Introduced by Arthur P Dempster and developed by Glenn Shafer, the Dempster-Shafer theory was designed to mathematically model and validate the uncertainty involved in statistical inferences. This theory allows one to combine evidence from different sources and arrive at a degree of belief, which is mathematically defined by belief functions (Bel).

Also known as the theory of belief functions, the DST is a general framework for reasoning with uncertainty, with understood connections to other frameworks such as probability, possibility and imprecise probability theories.

### What Are Belief Functions

Belief functions were initially proposed as a way to achieve generalised Bayesian inference without priors and mathematically related to random sets. Belief functions combine a set of representations and model data when there is a lack of information.

One can ask two questions about a certain hypothesis say, for example, to be or, not to be. These questions are checked for relatedness and then a belief function is quantified. The degrees of belief themselves may or may not have the mathematical properties of probabilities; how much they differ depends on how closely the two questions are related.

Dempster–Shafer theory is constructed with two fundamental ideas: obtaining degrees of belief for one question from subjective probabilities for a related question, and Dempster’s rule of combining such degrees of belief when they are based on independent items of evidence.

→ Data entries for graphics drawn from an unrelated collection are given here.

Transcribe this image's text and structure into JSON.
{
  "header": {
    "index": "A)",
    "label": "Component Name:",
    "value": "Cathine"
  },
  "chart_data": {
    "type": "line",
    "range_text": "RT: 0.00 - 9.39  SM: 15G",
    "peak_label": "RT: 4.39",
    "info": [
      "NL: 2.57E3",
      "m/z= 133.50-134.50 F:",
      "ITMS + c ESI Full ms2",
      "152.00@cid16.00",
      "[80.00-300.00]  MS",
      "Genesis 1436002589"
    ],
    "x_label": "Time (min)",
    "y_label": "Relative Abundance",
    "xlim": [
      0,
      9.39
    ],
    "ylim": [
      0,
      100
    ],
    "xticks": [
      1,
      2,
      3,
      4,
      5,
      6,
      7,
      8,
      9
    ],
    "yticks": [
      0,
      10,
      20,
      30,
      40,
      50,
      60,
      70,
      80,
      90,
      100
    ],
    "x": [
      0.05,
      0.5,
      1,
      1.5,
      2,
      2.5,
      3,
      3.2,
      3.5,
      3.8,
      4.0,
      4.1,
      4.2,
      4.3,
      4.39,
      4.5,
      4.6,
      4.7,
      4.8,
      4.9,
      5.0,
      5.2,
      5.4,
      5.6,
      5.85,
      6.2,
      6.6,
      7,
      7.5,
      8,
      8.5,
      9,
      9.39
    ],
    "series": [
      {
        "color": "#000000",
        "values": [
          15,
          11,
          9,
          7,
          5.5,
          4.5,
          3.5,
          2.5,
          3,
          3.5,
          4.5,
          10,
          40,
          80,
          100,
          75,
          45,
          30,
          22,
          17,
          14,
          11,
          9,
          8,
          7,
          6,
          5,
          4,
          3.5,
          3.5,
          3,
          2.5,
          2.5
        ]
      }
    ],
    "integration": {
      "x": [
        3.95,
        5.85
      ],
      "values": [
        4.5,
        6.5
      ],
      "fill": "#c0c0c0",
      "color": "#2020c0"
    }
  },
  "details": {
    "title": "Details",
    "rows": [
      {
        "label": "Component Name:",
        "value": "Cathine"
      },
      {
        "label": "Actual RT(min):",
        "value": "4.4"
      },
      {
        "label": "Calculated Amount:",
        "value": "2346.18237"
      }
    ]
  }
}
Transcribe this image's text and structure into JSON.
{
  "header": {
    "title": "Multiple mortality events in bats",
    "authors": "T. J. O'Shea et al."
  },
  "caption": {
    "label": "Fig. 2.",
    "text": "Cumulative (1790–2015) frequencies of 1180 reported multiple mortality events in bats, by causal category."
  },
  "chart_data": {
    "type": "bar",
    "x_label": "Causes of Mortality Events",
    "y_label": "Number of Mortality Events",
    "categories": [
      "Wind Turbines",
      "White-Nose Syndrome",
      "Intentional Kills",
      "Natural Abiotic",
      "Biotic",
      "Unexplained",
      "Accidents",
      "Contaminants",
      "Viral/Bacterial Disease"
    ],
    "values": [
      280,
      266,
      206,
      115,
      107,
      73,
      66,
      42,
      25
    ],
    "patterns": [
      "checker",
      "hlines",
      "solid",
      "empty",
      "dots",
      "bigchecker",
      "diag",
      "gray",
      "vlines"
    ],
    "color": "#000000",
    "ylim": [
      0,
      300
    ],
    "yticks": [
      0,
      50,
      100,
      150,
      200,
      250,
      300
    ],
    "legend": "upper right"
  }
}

### Juggling Belief And Plausibility

Dempster’s rule of combination is sometimes interpreted as an approximate generalisation of Bayes’ rule.

Belief in a hypothesis is calculated as the summation of all these masses of all subsets of the hypothesis-set. The value of belief gives a lower bound on its probability.

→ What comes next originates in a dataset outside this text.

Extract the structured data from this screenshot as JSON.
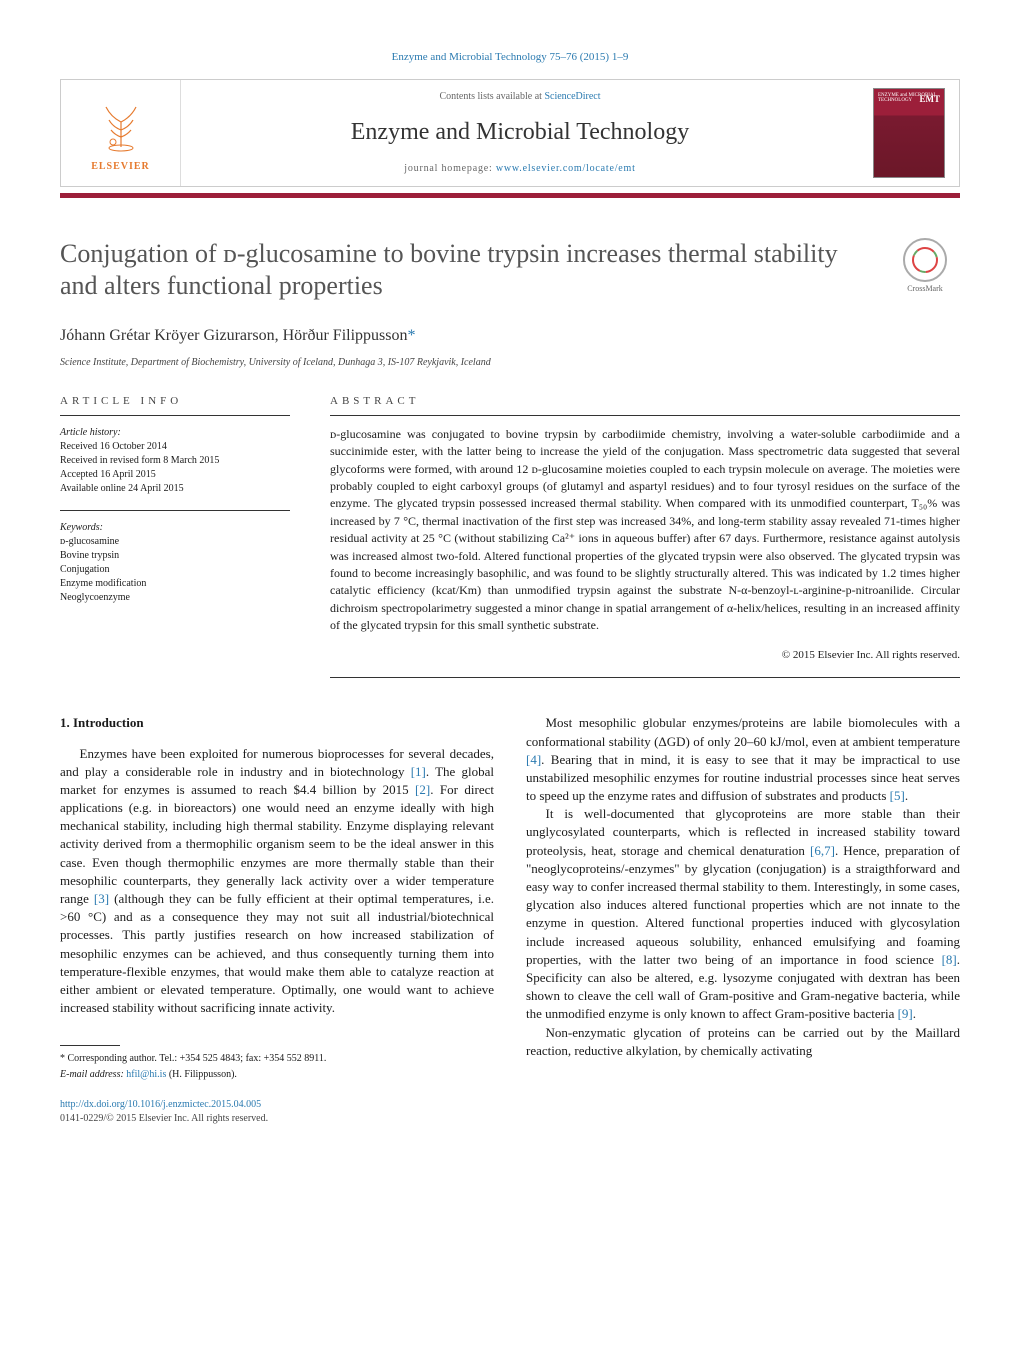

Belief(Bel) ranges from 0 to 1 where 0 indicates no evidence and 1 indicates certainty.

Plausibility(Pl) = 1-Bel.

For instance, there is certain news that needs to be checked whether it is fake or factual. Shafer’s framework allows for belief about such propositions(say, the news is real) to be represented as intervals, bounded by two values, belief(that the proposition is right) and plausibility(the chances of the news being really real). Subjective probabilities(masses) are assigned to all subsets of the frame.

Beliefs from different sources can be combined with various fusion operators to model specific situations of belief fusion, e.g. with Dempster’s rule of combination, which combines belief constraints. The combination (called the **joint mass**) is calculated from the two sets of masses *m*1 and *m*2 in the following manner:The null hypothesis is set to zero by definition (it corresponds to “no solution”). The orthogonal hypotheses “Real” and “Fake” have probabilities of 0.2 and 0.5(assigned randomly), respectively.

### How Can D-S Theory Applied In Machine Learning

In logistic regression, the classifiers can be shown to convert higher-level features into Dempster-Shafer mass functions by aggregating them using Dempster’s rule of combination. The mass functions here are more informative than the outputs with a probability distribution. When none of the features provides distinguishable information, these mass functions give insights about the impact of each feature in logistic regression.

Movie reviews and product reviews are the main sources of data to draw inferences for improving the user experience. Since it is impossible to manually read all the reviews, a machine learning model is deployed to do the sentiment analysis. Text and speech are two forms of data that are taken. In the case of text, NLP algorithms come in handy. A sentence gets tokenized into smaller parts and then a semantic relationship is formulated using these individual words. To predict the degree of positivity or negativity associated with a few lines of review requires an aggregation score method. In this paper, the authors demonstrate how the DST does well compared to other aggregation models for conducting document level sentence prediction.

These are only 2 of many other use cases where D-S theory can serve as an alternative to the popular ones. The efficacy of this theory can only be put to test when it is deployed on large scale and in real-world applications.

### Conclusion

There is now a dedicated community which deals with the advancements and applications of belief functions, which goes by the name Belief Functions and Applications Society(BFAS).

Dempster–Shafer theory allows one to specify a degree of ignorance in this situation instead of being forced to supply prior probabilities that add to unity. The normalization factor above, 1 − *K*, can run into the danger of ignoring the conflicting questions and quantify it as a null set. This combination rule for evidence can, therefore, produce counterintuitive results. This renders a decision-making scenario tricky with the difference between risk and ignorance becoming bleak. Situations such as these have put this theory in a spot and it has a hard time getting accepted into the mainstream.